When MATCH moves in, other groups move out

PARKSIDE—MATCH Charter Public School’s upcoming move into 215 Forest Hills St. was met with general neighborhood approval at a June 27 meeting at the property, which MATCH recently agreed to buy.

But the MATCH move also means that next year, two schools and two nonprofit organizations will be booted from the site and looking for new homes.

They include Parkside Christian Academy, the Generation Excel Youth Program and the well-known Boston TenPoint Coalition (BTPC) ministers’ group.

Also on the move will be the new MATCH Community Day elementary school that MATCH will operate at 215 Forest Hills just for the 2011-12 school year. MATCH’s middle school will become the site’s permanent resident.

All of that home-hunting could impact the future of the Boston Public School’s recent shuttered Agassiz Elementary School on Child Street.

“If it’s out for proposals, we’ll look at it” as a possible MATCH Community Day permanent home, MATCH Executive Director Alan Safran told the Gazette about the Agassiz School.

Also up in the air is the future of MATCH Middle School’s current home at the Bethel African Methodist Episcopal Church campus at Walk Hill and Wachusett streets in Forest Hills. Bethel AME is considering a “strategic plan” for its campus buildings, church chief executive officer Ken Grooms told the Gazette.

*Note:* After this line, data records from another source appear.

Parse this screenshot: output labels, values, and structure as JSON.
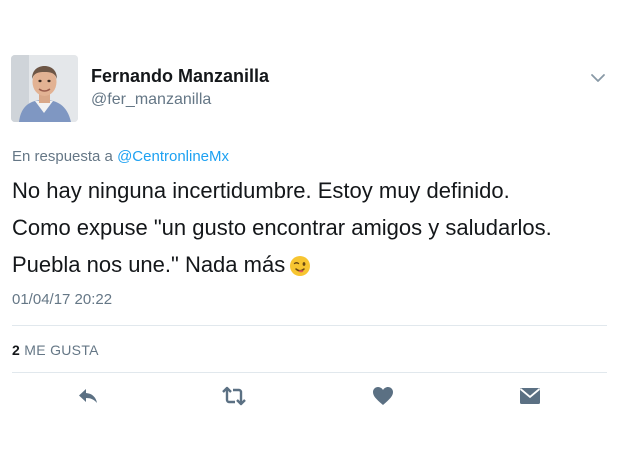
{
  "author": {
    "name": "Fernando Manzanilla",
    "handle": "@fer_manzanilla"
  },
  "reply_to": {
    "prefix": "En respuesta a",
    "mention": "@CentronlineMx"
  },
  "tweet": {
    "line1": "No hay ninguna incertidumbre. Estoy muy definido.",
    "line2": "Como expuse \"un gusto encontrar amigos y saludarlos.",
    "line3": "Puebla nos une.\" Nada más",
    "emoji": "winking-face-emoji"
  },
  "timestamp": "01/04/17 20:22",
  "likes": {
    "count": "2",
    "label": "ME GUSTA"
  },
  "actions": [
    {
      "icon": "reply-icon"
    },
    {
      "icon": "retweet-icon"
    },
    {
      "icon": "heart-icon"
    },
    {
      "icon": "direct-message-icon"
    }
  ],
  "colors": {
    "text": "#14171a",
    "secondary": "#657786",
    "link": "#1da1f2",
    "icon": "#5b7083",
    "divider": "#e1e8ed"
  }
}
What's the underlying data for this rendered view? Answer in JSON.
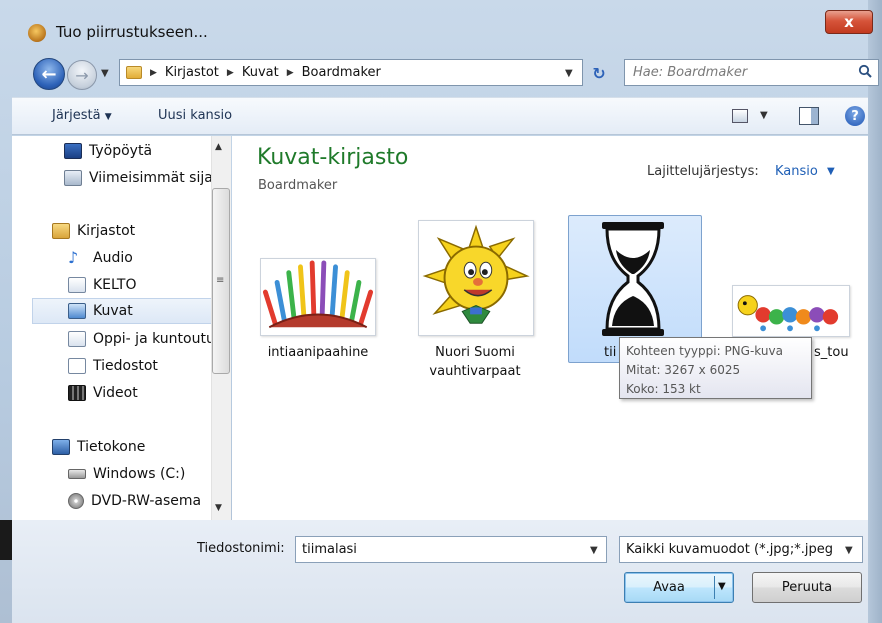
{
  "window": {
    "title": "Tuo piirrustukseen...",
    "close_label": "x"
  },
  "navigation": {
    "breadcrumbs": [
      "Kirjastot",
      "Kuvat",
      "Boardmaker"
    ],
    "search_placeholder": "Hae: Boardmaker"
  },
  "toolbar": {
    "organize_label": "Järjestä",
    "new_folder_label": "Uusi kansio"
  },
  "sidebar": {
    "items": [
      {
        "label": "Työpöytä",
        "icon": "desktop-icon"
      },
      {
        "label": "Viimeisimmät sijainnit",
        "icon": "recent-places-icon"
      },
      {
        "label": "Kirjastot",
        "icon": "libraries-icon"
      },
      {
        "label": "Audio",
        "icon": "music-icon"
      },
      {
        "label": "KELTO",
        "icon": "document-library-icon"
      },
      {
        "label": "Kuvat",
        "icon": "pictures-icon",
        "selected": true
      },
      {
        "label": "Oppi- ja kuntoutuspalvelu",
        "icon": "document-library-icon"
      },
      {
        "label": "Tiedostot",
        "icon": "documents-icon"
      },
      {
        "label": "Videot",
        "icon": "videos-icon"
      },
      {
        "label": "Tietokone",
        "icon": "computer-icon"
      },
      {
        "label": "Windows (C:)",
        "icon": "drive-icon"
      },
      {
        "label": "DVD-RW-asema",
        "icon": "dvd-icon"
      }
    ]
  },
  "library": {
    "title": "Kuvat-kirjasto",
    "subtitle": "Boardmaker",
    "sort_label": "Lajittelujärjestys:",
    "sort_value": "Kansio"
  },
  "files": [
    {
      "name": "intiaanipaahine",
      "icon": "feather-headdress-image"
    },
    {
      "name": "Nuori Suomi vauhtivarpaat",
      "icon": "sun-mascot-image"
    },
    {
      "name": "tii",
      "icon": "hourglass-image",
      "selected": true
    },
    {
      "name": "s_tou",
      "icon": "caterpillar-image"
    }
  ],
  "tooltip": {
    "line1": "Kohteen tyyppi: PNG-kuva",
    "line2": "Mitat: 3267 x 6025",
    "line3": "Koko: 153 kt"
  },
  "footer": {
    "filename_label": "Tiedostonimi:",
    "filename_value": "tiimalasi",
    "filetype_value": "Kaikki kuvamuodot (*.jpg;*.jpeg",
    "open_label": "Avaa",
    "cancel_label": "Peruuta"
  }
}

The school move involves complicated site-trading between MATCH and Bethel AME. The two organizations are separate but friendly, with Bethel AME’s Rev. Ray Hammond sitting on Allston-based MATCH’s board of directors.

Bethel AME owns both its Walk Hill campus and 215 Forest Hills, which used to be its church headquarters.

MATCH Middle School opened in an old school building on the Walk Hill campus in 2008. Bethel AME is now selling 215 Forest Hills to MATCH because the expanding school needs more space.          MATCH will first use the property to start its elementary school, operated jointly with Lawrence’s Community Day Charter Public School. In 2012, the Middle School will move in. The elementary school then will search for a new home—likely in multiple buildings due to plans to expand to 700 students within eight years, Safran said. That expansion will not necessarily be in JP.

It is possible that MATCH would return to the school on the Walk Hill campus, but “only as a fallback,” said Safran. MATCH would prefer a larger, permanent home for its elementary school, he said.

The independent Parkside Christian Academy has been at 215 Forest Hills since 1976. It will operate in shared space with MATCH Community Day for a year, but must leave in 2012 as its lease will not be renewed. That decision was not Parkside’s, according to school head Rev. Dr. Michael Dixon.

“This year, Bethel felt they had to sell the building…[U]nfortunately, we were not in a position to buy it,” Dixon said in an email to the Gazette.

“Although we are sad about the prospect of leaving the location that we have called home, the school is not the building,” said Dixon. “We would love to stay in the Jamaica Plain community and have been researching buildings in JP and the Boston area that may be a good next location for the school.”

Bethel AME operates the Generational Excel program and is closely involved with BTPC. Grooms said that BTPC is already looking for a new home, and that Bethel AME is “not sure of the long-term plans” for Generation Excel.

MATCH’s permanent move into 215 Forest Hills will involve no new construction, only interior renovations, according to school officials at the June 27 meeting, held at the site. Curb cuts and a driveway on the site will be widened to allow school buses. There are no plans to cut down any trees.

Most of that work would happen next summer and likely will need city design approval, according to MATCH’s attorney, Dennis Quilty. That is because the property falls under special zoning districts for the Williams Street area and for Franklin Park, which is right across the street. The move may also require a zoning variance for extension of a non-conforming use, according to Quilty. That means that schools are not allowed under the existing zoning code.

About 10 residents at the meeting expressed concerns about potential traffic back-ups and about youths tossing debris into yards from a cliff behind the school. Safran said MATCH would address both of those issues.

Joe Finnegan, a neighbor of MATCH’s current home at the Walk Hill campus, took part in the school’s meeting presentation as a reportedly unpaid advocate. He praised MATCH students and staff as highly disciplined, including in traffic management. He said he was “heartbroken” to learn that MATCH is leaving the Walk Hill campus.

MATCH schools have large staffs. The Middle School eventually will have about 95 staff members, Safran said. But most of them use public transportation, he added. He said he expects the elementary school staff to have about 10 to 15 cars on site, and the Middle School to have 20 to 30.